I'm relatively new to R, so I don't think as clearly in vector-space as more-experienced users do. I have a data frame that's formatted like so:
metric timestamp value tag1 tag2 tag3 tag4 tag5 tag6 tag7 tag8 tag9 tag10
1 dummy.random.unif 1367848802 0.9936670064926147 host=localhost blah=foo NA NA NA NA NA NA NA NA
2 dummy.random.unif 1367848822 0.19621700048446655 host=localhost blah=bar NA NA NA NA NA NA NA NA
3 dummy.linear 1367848842 97.6 shmoo=whatever NA NA NA NA NA NA NA NA NA
4 dummy.random.unif 1367848862 0.3171229958534241 host=localhost blah=foo NA NA NA NA NA NA NA NA
5 dummy.linear 1367848882 97.7 shmoo=whatever NA NA NA NA NA NA NA NA NA
6 dummy.random.unif 1367848902 0.2197140008211136 host=localhost blah=foo NA NA NA NA NA NA NA NA
As you can see, the columns tag1:tag10
contain key-value pairs. But not always the same keys, and not always the same number of keys.

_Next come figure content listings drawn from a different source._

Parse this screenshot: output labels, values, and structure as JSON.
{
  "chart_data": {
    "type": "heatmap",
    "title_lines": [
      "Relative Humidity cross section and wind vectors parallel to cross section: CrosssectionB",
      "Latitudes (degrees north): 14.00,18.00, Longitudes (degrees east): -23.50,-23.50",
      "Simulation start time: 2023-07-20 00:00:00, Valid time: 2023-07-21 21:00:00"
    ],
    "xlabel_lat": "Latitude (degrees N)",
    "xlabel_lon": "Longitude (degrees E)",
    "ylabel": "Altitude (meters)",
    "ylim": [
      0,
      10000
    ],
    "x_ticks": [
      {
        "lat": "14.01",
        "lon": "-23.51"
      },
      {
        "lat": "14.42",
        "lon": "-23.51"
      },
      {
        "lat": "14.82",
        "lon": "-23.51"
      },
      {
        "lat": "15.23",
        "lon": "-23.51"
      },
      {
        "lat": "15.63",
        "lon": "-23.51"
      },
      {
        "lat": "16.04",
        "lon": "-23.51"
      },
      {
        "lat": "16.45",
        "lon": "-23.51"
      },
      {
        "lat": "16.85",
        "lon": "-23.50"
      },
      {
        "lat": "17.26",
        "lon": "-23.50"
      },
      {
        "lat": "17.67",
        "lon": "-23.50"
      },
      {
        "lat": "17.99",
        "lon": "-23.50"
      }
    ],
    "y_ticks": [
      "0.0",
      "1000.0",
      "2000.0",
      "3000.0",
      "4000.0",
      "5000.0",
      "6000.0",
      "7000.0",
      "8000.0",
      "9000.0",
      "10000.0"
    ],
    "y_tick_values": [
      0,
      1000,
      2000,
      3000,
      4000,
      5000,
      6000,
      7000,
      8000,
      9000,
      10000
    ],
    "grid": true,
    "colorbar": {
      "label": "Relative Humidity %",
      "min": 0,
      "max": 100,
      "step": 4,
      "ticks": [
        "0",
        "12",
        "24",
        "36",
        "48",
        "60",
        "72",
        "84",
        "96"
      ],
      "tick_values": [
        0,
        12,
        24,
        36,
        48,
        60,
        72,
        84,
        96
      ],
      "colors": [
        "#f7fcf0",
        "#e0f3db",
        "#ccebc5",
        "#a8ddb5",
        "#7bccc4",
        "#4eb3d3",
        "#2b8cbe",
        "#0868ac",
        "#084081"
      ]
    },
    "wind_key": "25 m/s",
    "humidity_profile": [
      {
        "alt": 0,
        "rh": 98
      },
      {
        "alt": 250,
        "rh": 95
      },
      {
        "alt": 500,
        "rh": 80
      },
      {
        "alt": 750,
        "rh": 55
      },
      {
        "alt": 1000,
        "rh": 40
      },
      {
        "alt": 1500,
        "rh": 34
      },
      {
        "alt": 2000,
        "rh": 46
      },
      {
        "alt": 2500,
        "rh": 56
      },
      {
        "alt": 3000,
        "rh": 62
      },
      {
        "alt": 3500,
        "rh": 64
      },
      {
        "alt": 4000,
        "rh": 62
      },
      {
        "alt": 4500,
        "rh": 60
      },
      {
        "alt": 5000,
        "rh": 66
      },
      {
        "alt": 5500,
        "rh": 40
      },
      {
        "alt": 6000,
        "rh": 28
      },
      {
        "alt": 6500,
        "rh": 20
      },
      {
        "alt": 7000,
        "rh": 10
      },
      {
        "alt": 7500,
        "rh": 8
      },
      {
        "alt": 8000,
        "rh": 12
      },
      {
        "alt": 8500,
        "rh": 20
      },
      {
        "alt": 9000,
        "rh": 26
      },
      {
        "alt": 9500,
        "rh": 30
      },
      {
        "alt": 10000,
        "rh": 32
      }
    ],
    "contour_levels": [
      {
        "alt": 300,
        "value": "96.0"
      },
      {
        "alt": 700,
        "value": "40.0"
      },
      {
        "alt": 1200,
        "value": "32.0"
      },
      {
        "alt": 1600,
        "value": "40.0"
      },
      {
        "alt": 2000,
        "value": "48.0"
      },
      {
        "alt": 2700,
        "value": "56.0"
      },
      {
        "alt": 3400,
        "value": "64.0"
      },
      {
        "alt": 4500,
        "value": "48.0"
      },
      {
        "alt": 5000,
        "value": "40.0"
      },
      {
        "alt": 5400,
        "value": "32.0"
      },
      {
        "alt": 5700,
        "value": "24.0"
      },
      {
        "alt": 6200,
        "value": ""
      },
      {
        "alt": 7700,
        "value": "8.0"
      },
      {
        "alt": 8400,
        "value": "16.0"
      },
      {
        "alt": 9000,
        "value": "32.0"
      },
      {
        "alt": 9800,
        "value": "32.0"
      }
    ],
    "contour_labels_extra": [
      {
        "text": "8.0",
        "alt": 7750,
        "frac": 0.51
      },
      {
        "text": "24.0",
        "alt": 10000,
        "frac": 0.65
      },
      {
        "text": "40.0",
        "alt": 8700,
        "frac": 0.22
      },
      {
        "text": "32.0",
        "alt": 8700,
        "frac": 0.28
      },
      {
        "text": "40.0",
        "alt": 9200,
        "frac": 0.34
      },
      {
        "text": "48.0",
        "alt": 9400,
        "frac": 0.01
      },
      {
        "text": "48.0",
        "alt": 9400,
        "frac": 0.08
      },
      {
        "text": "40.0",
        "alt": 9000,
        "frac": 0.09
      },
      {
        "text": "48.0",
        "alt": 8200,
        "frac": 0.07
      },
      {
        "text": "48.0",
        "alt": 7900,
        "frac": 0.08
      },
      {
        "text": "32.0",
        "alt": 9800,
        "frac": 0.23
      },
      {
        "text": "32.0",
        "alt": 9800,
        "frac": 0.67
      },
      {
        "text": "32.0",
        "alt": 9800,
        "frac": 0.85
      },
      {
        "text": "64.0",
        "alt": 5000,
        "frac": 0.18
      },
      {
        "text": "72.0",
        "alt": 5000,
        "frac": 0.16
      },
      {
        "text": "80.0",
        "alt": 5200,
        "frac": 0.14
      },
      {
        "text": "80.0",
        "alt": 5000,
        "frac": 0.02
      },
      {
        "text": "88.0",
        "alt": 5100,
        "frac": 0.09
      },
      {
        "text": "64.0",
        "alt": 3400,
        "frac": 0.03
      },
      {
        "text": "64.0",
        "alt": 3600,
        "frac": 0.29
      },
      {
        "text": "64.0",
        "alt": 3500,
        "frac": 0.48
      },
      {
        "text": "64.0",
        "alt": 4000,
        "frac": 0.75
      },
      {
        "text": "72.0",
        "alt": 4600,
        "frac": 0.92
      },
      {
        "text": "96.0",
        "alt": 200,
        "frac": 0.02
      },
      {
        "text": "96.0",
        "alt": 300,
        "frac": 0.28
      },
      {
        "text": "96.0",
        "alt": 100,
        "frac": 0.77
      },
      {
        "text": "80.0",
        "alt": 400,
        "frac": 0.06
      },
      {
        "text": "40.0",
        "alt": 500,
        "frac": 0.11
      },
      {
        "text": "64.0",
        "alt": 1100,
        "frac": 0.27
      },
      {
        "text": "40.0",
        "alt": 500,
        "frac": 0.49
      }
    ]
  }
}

I want to convert this data frame to something more like this, which is more convenient for consumption:
metric timestamp value tag.host tag.blah tag.shmoo
1 dummy.random.unif 1367848802 0.9936670064926147 localhost foo NA
2 dummy.random.unif 1367848822 0.19621700048446655 localhost bar NA
3 dummy.linear 1367848842 97.6 NA NA whatever
4 dummy.random.unif 1367848862 0.3171229958534241 localhost foo NA
5 dummy.linear 1367848882 97.7 NA NA whatever
6 dummy.random.unif 1367848902 0.2197140008211136 localhost foo whatever
Now I know I could do this procedurally, but it would be clunky, and I've heard that the correct way to use R is to think about operations on entire vectors (rather than looping over them). I've spent a few hours trying to figure out the right permutation of do.call
, daply
, strsplit
, and so on, but I'm not getting anywhere.
What is a clean, R-ish way to solve this problem?